Open Source

RotorQuant: 10-19x faster alternative to TurboQuant via Clifford rotors (44x fewer params)

New method uses Clifford algebra to slash parameters by 44x while matching TurboQuant's accuracy.

Deep Dive

Scrya has introduced RotorQuant, a breakthrough vector quantization technique that reimagines the core mechanism of the popular TurboQuant method. Instead of using a dense d×d random orthogonal matrix, RotorQuant leverages Clifford rotors in the Cl(3,0) algebra. This approach chunks a vector into groups of three dimensions and rotates each with a 4-parameter rotor via the sandwich product. The result is a massive reduction in computational complexity, replacing 16,384 fused multiply-add operations (for d=128) with roughly 100. This fundamental change yields a 44x reduction in parameters, dropping from 16,399 to just 372.

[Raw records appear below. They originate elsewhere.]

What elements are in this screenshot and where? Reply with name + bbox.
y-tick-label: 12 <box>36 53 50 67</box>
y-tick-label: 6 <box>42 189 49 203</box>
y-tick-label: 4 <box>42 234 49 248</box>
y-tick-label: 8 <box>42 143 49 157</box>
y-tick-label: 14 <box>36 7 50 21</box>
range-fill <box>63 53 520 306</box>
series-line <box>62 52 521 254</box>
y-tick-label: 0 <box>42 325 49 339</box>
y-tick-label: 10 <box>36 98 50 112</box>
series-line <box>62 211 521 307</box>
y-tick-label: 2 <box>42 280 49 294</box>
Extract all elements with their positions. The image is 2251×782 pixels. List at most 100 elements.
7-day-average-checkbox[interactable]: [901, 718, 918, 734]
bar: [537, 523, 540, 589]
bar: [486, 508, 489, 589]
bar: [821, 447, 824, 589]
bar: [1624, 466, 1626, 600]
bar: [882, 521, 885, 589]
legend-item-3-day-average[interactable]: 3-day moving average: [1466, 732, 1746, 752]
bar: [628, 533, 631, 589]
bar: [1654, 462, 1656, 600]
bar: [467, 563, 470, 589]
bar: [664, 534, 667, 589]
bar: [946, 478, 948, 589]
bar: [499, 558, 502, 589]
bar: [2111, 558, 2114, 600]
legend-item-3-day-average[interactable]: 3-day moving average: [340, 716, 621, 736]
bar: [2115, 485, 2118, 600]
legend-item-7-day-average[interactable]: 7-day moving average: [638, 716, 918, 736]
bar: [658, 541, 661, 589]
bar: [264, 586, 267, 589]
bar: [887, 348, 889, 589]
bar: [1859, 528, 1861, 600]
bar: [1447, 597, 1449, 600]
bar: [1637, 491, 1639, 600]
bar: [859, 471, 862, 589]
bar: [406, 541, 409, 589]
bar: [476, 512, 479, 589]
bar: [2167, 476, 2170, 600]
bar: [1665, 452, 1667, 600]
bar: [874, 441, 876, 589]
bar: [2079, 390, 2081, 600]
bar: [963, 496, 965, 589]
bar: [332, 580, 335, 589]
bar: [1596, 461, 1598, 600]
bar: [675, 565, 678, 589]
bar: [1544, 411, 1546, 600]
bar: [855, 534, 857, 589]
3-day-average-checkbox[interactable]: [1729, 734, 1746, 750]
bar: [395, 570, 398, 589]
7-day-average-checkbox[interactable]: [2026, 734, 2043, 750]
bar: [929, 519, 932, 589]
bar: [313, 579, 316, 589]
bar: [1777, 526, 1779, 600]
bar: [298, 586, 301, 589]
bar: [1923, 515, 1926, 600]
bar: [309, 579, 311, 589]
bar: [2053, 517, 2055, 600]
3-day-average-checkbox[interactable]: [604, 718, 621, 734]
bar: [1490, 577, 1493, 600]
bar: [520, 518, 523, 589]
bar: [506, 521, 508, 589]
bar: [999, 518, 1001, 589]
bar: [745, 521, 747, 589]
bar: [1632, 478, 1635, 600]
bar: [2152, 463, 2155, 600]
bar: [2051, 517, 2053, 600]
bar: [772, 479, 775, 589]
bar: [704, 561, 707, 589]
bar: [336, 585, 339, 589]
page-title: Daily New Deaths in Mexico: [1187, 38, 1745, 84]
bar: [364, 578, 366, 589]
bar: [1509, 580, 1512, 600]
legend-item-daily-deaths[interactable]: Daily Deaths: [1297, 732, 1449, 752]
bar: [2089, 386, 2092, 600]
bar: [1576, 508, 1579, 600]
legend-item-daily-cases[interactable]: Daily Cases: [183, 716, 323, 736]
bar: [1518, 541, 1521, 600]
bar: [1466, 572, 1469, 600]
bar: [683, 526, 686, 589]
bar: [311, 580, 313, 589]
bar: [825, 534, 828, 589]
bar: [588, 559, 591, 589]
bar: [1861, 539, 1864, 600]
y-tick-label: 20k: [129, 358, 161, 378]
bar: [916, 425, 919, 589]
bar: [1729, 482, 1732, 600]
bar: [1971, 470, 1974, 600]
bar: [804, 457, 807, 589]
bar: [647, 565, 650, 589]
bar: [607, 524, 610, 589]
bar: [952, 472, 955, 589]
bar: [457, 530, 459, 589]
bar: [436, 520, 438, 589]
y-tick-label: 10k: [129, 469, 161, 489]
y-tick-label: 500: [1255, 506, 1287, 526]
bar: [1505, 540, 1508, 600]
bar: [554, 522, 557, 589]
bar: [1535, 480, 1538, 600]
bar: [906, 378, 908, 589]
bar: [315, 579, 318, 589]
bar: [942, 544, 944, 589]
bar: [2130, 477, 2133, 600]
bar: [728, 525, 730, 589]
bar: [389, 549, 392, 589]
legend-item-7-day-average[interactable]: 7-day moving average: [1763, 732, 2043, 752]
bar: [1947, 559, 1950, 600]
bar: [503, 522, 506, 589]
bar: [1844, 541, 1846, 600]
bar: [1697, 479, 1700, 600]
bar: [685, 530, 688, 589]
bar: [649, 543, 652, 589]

In practical benchmarks on a Qwen2.5-3B-Instruct KV cache, RotorQuant maintains near-identical performance to TurboQuant, with a cosine similarity of 0.990 versus 0.991. The real gains are in speed and efficiency: its fused CUDA kernel runs 10-19x faster than a cuBLAS matrix multiplication on an RTX PRO 4000, and its Metal shader achieves 9-31x speedups on an Apple M4 chip. Despite a higher synthetic mean squared error on random vectors, when applied with QJL correction to real models, attention fidelity is preserved and can even improve top-1/top-5 retrieval tasks. The fused kernel design, which keeps operations in registers to avoid memory round-trips, is key to outperforming the highly optimized BLAS routines used by TurboQuant.

Key Points
  • Uses Clifford rotors to replace dense matrix multiplication, slashing parameters by 44x (from 16,399 to 372 for d=128).
  • Achieves 10-19x faster inference on NVIDIA CUDA and 9-31x faster on Apple Metal with fused kernels.
  • Maintains near-identical model fidelity (0.990 cosine similarity) on real tasks like KV cache quantization for the Qwen2.5-3B model.

Why It Matters

Enables drastically faster and more efficient LLM inference and retrieval, making advanced quantization practical for real-time applications on consumer hardware.